Again, there is no funding for DMPs, who are likely to be consultant physicians and GPs. As a result, some flexibility for ‘learning in practice’ may be permitted – not all the time has to be spent with the DMP. Although an experienced qualified nurse can act as a mentor during training, a doctor must still undertake the overall competency assessment.

Skills
A supplementary prescriber has to be able to prescribe safely, effectively and in an evidence-based manner within his/her knowledge and competence. While nurses possess many of the skills required to be a supplementary prescriber, many of the necessary skills will be new and different and these will need to be learned and maintained.
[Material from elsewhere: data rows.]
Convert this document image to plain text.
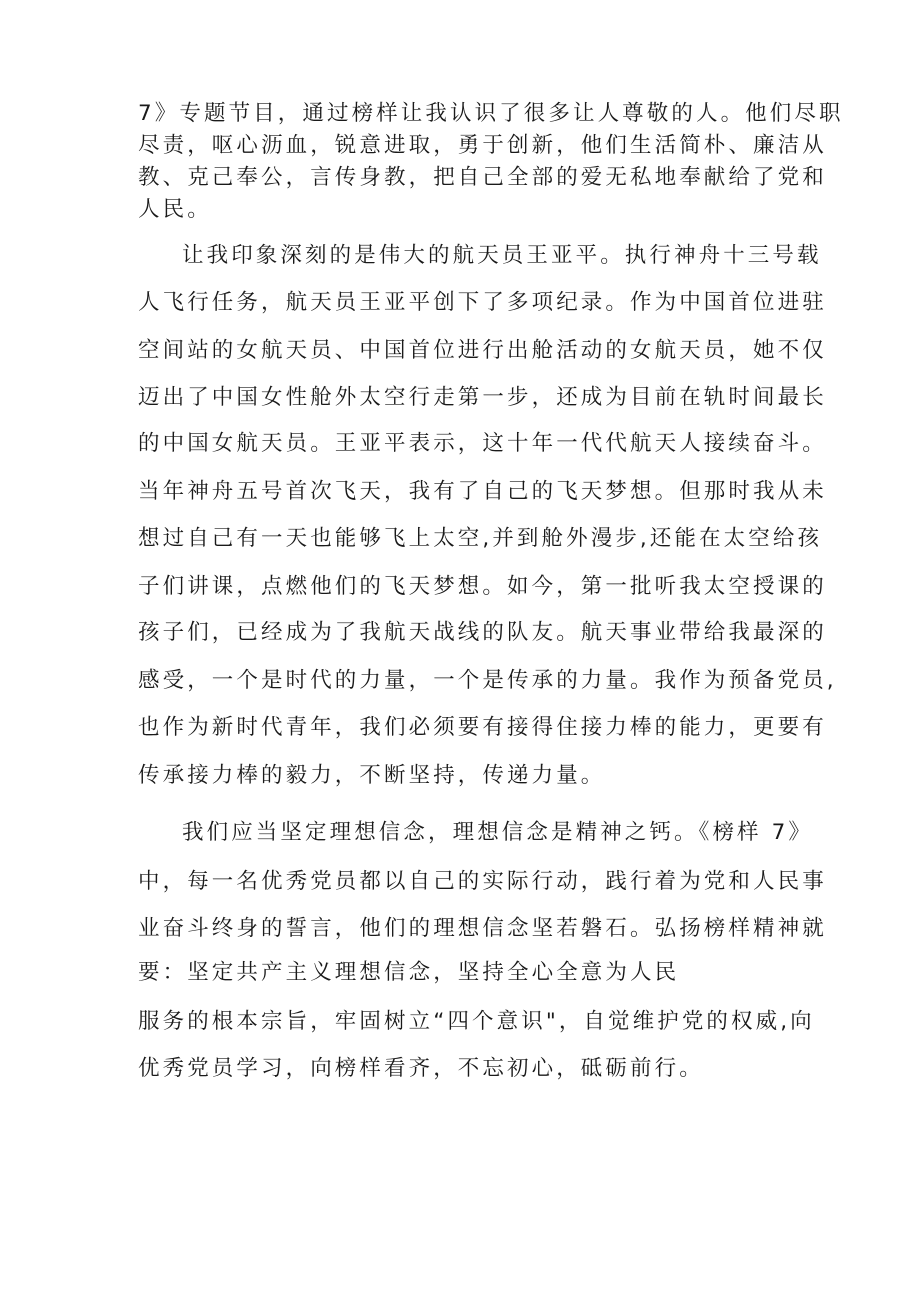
7》专题节目，通过榜样让我认识了很多让人尊敬的人。他们尽职
尽责，呕心沥血，锐意进取，勇于创新，他们生活简朴、廉洁从
教、克己奉公，言传身教，把自己全部的爱无私地奉献给了党和
人民。
让我印象深刻的是伟大的航天员王亚平。执行神舟十三号载
人飞行任务，航天员王亚平创下了多项纪录。作为中国首位进驻
空间站的女航天员、中国首位进行出舱活动的女航天员，她不仅
迈出了中国女性舱外太空行走第一步，还成为目前在轨时间最长
的中国女航天员。王亚平表示，这十年一代代航天人接续奋斗。
当年神舟五号首次飞天，我有了自己的飞天梦想。但那时我从未
想过自己有一天也能够飞上太空,并到舱外漫步,还能在太空给孩
子们讲课，点燃他们的飞天梦想。如今，第一批听我太空授课的
孩子们，已经成为了我航天战线的队友。航天事业带给我最深的
感受，一个是时代的力量，一个是传承的力量。我作为预备党员,
也作为新时代青年，我们必须要有接得住接力棒的能力，更要有
传承接力棒的毅力，不断坚持，传递力量。
我们应当坚定理想信念，理想信念是精神之钙。《榜样 7》
中，每一名优秀党员都以自己的实际行动，践行着为党和人民事
业奋斗终身的誓言，他们的理想信念坚若磐石。弘扬榜样精神就
要：坚定共产主义理想信念，坚持全心全意为人民
服务的根本宗旨，牢固树立“四个意识"，自觉维护党的权威,向
优秀党员学习，向榜样看齐，不忘初心，砥砺前行。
Table 2 lists some of these diverse skills.

The National Prescribing Centre (NPC) has produced a competency framework for nurse prescribers (NPC, 2001, 2003). This can be used as a basis for reflective practice in order to identify learning needs and gaps in competency to carry out a prescribing role.

The present and future
The first nurses commenced supplementary prescribing training in January 2003. Pharmacists began training as supplementary prescribers in September 2003, and the first cohort qualified in March 2004.

Work has now started on extending supplementary prescribing to some allied health professionals (DoH, 2004e). On 10 May 2004, a 12-week consultation period between the DoH and the Medicines and Healthcare Products Regulatory Agency (MHRA) commenced, regarding the addition of physiotherapists, podiatrists,radiographers and optometrists to the list of professionals able to train as supplementary prescribers. The consultation has now closed and the MHRA is considering the responses before putting them to the Committee on Safety of Medicines in the autumn.

It is possible, therefore, that people with diabetes may receive prescriptions for their foot and eye care from supplementary prescribers other than nurses in the future.

Conclusion
Nurses involved in the care of people with diabetes already have regular patient contact and are familiar with the evidence base underpinning the treatment of diabetes. Since diabetes is a chronic condition, supplementary prescribing can build on the currently available services in both primary and secondary care to have a positive impact on patient care and better utilise the skills of nursing staff.

However, good support for the supplementary prescriber needs to be in place before, during and after training. The main areas of support required are listed in Table 3. This organisation is essential as already stretched diabetes services can ill afford to release staff to attend courses that train them for a role that may be poorly defined. In addition, the DMP will need to devote time to the mentoring of the nurse to adopt this new role, possibly affecting service delivery. Supplementary prescribing provides an ideal opportunity to enhance the care of people with diabetes, but it must be underpinned by good strategic vision and planning within the organisation.

REFERENCES:

Department of Health (2000) The NHS Plan: A plan for investment, a plan for reform. DoH, London
DoH (2002a) National Service Framework for Diabetes: Delivery Strategy. DoH, London
Department of Health (2002b) Pharmacists to prescribe for the first time – nurses will prescribe for chronic illness. DoH Press release no. 2002/0488
Department of Health (2003) Supplementary prescribing by nurses and pharmacists with the NHS in England: A guide for implementation. 
DoH (2004a) Clinical management plans. 
DoH (2004b) Supplementary prescribing key principles.
DoH (2004c) Nurse prescribing training and preparation. 
DoH (2004d) Preparation and training for supplementary prescribers
DoH (2004e) Outline curriculum for training programmes to prepare allied health professionals as supplementary prescribers – preview edition. 
National Prescribing Centre (2001) Maintaining Competency in Prescribing. An outline framework to help nurse prescribers.
National Prescribing Centre (2003) Maintaining Competency in Prescribing. An outline framework to help nurse supplementary prescribers.